Dès lors, au regard de l’ensemble de ces éléments, la formation restreinte considère que ces faits constituent un manquement à l’article 28, paragraphe 3, du RGPD, que la société ne conteste pas au demeurant.
Aux termes de l’article 29 du RGPD,
» Le sous-traitant et toute personne agissant sous l’autorité du responsable du traitement ou sous celle du sous-traitant, qui a accès à des données à caractère personnel, ne peut pas traiter ces données, excepté sur instruction du responsable du traitement, à moins d’y être obligé par le droit de l’Union ou le droit d’un État membre « .
En premier lieu, la formation restreinte relève que les différents éléments recueillis dans le cadre des contrôles des laboratoires […] et […] ont permis d’établir que D B avait extrait un volume de données plus important que celui requis dans le cadre de la migration demandée par ses clients [entre deux solutions informatiques].
En deuxième lieu, la formation restreinte relève que, s’agissant de la validation des extractions par les laboratoires concernés, la société produit uniquement deux documents intitulés » tickets SAV » à l’appui de ses déclarations, lesquels ne sauraient en réalité suffire à démontrer qu’elle a effectué les opérations d’extraction conformément aux instructions des laboratoires et que les laboratoires ont validé le contenu des extractions réalisées.
En troisième lieu, la formation restreinte considère que la société ne saurait se prévaloir d’un outil inadapté pour justifier d’avoir outrepassé les instructions des responsables de traitement.
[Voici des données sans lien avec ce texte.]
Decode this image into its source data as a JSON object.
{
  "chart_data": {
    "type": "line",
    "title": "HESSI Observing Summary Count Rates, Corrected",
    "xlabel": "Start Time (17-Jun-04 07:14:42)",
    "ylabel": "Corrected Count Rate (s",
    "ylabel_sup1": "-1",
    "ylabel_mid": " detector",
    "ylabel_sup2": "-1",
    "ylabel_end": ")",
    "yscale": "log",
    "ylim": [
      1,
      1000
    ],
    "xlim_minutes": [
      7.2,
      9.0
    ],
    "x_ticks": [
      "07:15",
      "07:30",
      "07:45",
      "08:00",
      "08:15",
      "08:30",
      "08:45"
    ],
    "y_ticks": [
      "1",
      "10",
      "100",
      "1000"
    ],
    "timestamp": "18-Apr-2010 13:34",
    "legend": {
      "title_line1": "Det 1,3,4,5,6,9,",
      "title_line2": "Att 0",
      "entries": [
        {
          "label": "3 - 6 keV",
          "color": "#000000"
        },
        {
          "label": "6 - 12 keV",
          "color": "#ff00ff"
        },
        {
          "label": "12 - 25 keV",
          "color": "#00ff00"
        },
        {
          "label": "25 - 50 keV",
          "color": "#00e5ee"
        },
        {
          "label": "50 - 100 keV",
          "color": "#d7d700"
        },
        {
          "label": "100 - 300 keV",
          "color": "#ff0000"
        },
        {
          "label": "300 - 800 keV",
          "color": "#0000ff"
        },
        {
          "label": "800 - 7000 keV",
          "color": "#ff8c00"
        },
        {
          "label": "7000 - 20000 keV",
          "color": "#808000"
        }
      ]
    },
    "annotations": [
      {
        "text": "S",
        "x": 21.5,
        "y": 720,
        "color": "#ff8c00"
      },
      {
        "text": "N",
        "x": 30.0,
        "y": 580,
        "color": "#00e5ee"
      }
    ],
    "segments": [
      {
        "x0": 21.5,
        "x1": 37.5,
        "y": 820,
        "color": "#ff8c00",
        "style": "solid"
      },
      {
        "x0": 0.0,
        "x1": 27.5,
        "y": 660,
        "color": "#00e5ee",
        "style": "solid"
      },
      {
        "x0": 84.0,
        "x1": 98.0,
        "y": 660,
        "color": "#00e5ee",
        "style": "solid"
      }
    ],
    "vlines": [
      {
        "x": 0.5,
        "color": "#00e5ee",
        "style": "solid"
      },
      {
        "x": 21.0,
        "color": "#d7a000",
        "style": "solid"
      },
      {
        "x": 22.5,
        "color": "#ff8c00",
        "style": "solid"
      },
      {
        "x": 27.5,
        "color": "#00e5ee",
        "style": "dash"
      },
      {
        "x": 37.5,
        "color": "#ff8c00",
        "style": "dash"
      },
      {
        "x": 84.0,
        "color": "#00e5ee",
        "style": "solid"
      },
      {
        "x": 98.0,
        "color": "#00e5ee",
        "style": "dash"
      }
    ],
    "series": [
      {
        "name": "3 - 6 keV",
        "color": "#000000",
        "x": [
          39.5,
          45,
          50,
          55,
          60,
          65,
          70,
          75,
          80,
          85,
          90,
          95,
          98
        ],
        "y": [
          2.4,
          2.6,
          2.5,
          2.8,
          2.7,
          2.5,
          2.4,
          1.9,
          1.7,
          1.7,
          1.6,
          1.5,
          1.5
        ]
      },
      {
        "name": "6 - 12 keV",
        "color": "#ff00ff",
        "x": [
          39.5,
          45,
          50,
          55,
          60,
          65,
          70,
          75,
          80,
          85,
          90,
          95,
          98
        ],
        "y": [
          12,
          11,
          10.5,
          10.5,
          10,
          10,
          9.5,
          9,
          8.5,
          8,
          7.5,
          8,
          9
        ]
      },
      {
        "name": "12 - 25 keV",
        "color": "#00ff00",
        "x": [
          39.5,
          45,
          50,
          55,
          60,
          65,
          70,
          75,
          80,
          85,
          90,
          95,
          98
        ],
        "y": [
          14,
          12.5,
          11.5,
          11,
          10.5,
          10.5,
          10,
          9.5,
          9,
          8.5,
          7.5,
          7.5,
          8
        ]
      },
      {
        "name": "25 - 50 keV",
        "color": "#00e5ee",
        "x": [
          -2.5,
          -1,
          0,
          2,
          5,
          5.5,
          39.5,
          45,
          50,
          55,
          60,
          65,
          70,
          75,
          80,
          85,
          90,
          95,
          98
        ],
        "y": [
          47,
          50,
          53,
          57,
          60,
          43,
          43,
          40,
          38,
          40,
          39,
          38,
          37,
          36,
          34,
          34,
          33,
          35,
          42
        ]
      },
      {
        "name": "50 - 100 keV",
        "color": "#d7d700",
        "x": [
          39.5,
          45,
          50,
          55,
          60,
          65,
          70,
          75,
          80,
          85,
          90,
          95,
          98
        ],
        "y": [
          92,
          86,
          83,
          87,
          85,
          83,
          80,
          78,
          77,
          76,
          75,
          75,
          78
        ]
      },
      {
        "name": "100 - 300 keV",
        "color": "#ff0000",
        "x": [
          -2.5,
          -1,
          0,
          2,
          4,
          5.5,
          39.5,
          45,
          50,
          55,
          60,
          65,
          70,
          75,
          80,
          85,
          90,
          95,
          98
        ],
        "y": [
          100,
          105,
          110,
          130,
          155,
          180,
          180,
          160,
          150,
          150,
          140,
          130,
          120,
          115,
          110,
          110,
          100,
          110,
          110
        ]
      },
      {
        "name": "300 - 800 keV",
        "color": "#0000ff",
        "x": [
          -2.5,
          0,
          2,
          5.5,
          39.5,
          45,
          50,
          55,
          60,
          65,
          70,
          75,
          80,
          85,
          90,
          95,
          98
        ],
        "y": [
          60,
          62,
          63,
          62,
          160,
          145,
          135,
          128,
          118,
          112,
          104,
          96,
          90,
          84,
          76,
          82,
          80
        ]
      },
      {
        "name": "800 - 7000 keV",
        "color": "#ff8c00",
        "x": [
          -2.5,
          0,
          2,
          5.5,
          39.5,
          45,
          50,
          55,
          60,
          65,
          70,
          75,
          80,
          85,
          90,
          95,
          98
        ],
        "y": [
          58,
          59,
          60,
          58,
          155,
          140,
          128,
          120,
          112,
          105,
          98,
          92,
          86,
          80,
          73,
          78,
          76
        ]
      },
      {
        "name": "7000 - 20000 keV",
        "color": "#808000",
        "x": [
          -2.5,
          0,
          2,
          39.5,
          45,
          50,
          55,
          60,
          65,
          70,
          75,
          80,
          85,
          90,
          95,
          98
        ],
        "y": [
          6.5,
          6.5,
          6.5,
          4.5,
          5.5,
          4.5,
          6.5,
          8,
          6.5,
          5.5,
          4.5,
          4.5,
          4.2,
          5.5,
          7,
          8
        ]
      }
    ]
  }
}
Elle aurait pu, par exemple, opter pour un autre outil lui permettant de respecter les instructions données par ses clients, comme elle indique le faire désormais, ou a minima supprimer toutes les données qui n’auraient pas dû être extraites.
Compte tenu de ces éléments, la formation restreinte considère que la société D B a traité des données au-delà des instructions données par les responsables de traitement, ce qui constitue un manquement à l’article 29 du RGPD.
Aux termes de l’article 32 du RGPD,
» 1. Compte tenu de l’état des connaissances, des coûts de mise en œuvre et de la nature, de la portée, du contexte et des finalités du traitement ainsi que des risques, dont le degré de probabilité et de gravité varie, pour les droits et libertés des personnes physiques, le responsable du traitement et le sous-traitant mettent en œuvre les mesures techniques et organisationnelles appropriées afin de garantir un niveau de sécurité adapté au risque, y compris entre autres, selon les besoins :
a) la pseudonymisation et le chiffrement des données à caractère personnel ;
b) des moyens permettant de garantir la confidentialité, l’intégrité, la disponibilité et la résilience constantes des systèmes et des services de traitement ;
c) des moyens permettant de rétablir la disponibilité des données à caractère personnel et l’accès à celles-ci dans des délais appropriés en cas d’incident physique ou technique ;
d) une procédure visant à tester, à analyser et à évaluer régulièrement l’efficacité des mesures techniques et organisationnelles pour assurer la sécurité du traitement.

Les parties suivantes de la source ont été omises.